È indubbiamente importante ma, a mio parere, non determinante. Trovo decisivo un bagaglio extra-accademico di esperienze, fallimenti, privilegi e circostanze varie. Facendo uno slalom tra pregi e difetti, valuto positivamente il periodo studentesco, nonostante abbia passato quegli anni un po’ in sordina, soprattutto a livello di produzione. Ho preferito immedesimarmi nella figura della spugna, cercando di assorbire il più possibile senza pedanti distinguo, limitandomi a stendere delle bozze. Da qualche anno ho iniziato a strizzarmi, spremermi e mescolarmi.

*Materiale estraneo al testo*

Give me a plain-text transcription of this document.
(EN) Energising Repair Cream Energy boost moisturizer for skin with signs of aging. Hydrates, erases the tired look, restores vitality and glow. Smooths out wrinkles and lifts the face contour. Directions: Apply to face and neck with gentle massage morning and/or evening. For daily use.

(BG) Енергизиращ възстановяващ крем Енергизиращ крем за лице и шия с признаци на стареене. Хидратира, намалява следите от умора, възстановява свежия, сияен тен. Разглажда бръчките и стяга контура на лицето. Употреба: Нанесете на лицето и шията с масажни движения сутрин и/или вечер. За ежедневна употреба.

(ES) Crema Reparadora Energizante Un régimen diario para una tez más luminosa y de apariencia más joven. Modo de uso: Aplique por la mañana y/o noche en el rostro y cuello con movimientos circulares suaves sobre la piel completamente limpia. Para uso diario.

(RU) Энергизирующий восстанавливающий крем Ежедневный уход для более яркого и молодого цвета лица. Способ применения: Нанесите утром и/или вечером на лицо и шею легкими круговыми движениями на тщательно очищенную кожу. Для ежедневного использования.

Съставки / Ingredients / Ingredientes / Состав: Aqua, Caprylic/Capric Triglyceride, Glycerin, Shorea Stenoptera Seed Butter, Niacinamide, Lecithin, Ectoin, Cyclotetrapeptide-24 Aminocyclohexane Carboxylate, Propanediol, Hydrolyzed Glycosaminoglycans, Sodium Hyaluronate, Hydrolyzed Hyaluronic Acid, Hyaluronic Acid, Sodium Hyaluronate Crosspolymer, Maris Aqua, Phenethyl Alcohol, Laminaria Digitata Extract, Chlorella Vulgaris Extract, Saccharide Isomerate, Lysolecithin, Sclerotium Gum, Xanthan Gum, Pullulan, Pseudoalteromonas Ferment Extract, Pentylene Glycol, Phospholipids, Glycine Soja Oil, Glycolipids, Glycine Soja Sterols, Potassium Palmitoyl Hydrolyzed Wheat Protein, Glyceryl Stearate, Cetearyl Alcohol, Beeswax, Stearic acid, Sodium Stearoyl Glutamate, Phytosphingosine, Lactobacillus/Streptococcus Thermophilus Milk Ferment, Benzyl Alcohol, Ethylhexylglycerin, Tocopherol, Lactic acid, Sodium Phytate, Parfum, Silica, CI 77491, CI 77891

Hai dei riferimenti per la tua pratica artistica? Artisti che stimi? Che ti hanno in qualche modo influenzato?
Certamente! Alberto Grifi per l’uso di mezzi poveri o tecniche a basso costo come possibilità per rovesciare gerarchie sociali, visive, di linguaggio o di settore. Interno3 per la malia dell’errore e dell’imprevisto. Reazioni, equilibri precari, mobilità e incertezze nei lavori e nelle macchine di Gilberto Zorio. Riccardo Balli per la ricerca capillare, il saccheggio ed i caleidoscopici remix sonico-letterari. Namsal Siedlecki per studio e sperimentazione sulla materia ed i suoi passaggi di stato. Lawrence Carroll... non buttava via nemmeno la polvere!
Cosa pensi del cosiddetto sistema dell’arte?
Credo di non possedere ancora l’esperienza necessaria per un giudizio completo su sistema e statuto dell’arte. Tuttavia penso occorra una presa di posizione nei confronti dell’ingranaggio del consenso estetico e dell’obbedienza creativa. Sottrarsi dall’appiattimento imposto dallo smaniante pensiero e dalla pratica del tutto subito - tutto ora, attivando un processo di defaticamento artistico per maturare la propria ricerca, ribaltando così la tendenza a semplificare, livellare e polarizzare il gradimento estetico.
Come hai trascorso i mesi di lockdown? Quanto ha influenzato la tua produzione l’attuale pandemia globale e come pensi sia cambiata o cambierà la fruizione dell’arte?
Durante il lockdown sono tornato in campagna dai miei genitori. Barcamenandomi tra smart working e lavoro in sede presso il laboratorio di effetti speciali per il cinema con cui collaboro, ho avuto comunque più tempo a disposizione per allestire lo studio dove tutt’ora opero e dedicarmi ai materiali con maggiore attenzione. Non vorrei risultare aprioristico e riduttivo, ma nel periodo di confinamento c’è stata una massiccia produzione marcatamente bulimica di contenuti digitali e comunicazioni virtuali: nel post-pandemia non credo che questo sostituirà la sensazione più asettica e fisica di fruizione dell’arte. La preoccupazione maggiore è il rafforzamento del colosso e l’annullamento del piccolo, del periferico.
Se dovessi raccontare a qualcuno che non ti conosce la tua poetica? Dove si sta spostando la tua ricerca?
Sono attratto in maniera quasi rapace dalla riproduzione compulsiva di strutture, forme e azioni scarne e concise. Replicate e centrifugate fino a diventare spasmodiche, storte, dissimmetriche, nauseanti, disturbate, annaspanti. Ho un particolare trasporto per l’ambiente provinciale e le tipiche “spacconate” adolescenziali praticate in questo contesto. Attualmente la mia ricerca è salda su ripetizione e prestazione, sto tentando di catalizzare e dare energia a nuove ipotesi formali.
Un tweet di spoiler per definire la mostra Tórbio a chi la visiterà prossimamente?
Enigmatica tweettata marinettiano-situazionista : fffffffFFFFFUUUUUUUU ST EEEEEH “I WANT” STACK FUUUUUUUUUU STOCKUUHE BOING BOING BOING “GO”. Infine ringrazio nuovamente Simon David e Benedetta de Rosa di Galleria Ramo, Federica Mutti (a breve uscirà I Sorvolati, il suo primo libro) e tutti gli interessati che sono passati, passeranno e non passeranno a visitare Tòrbio!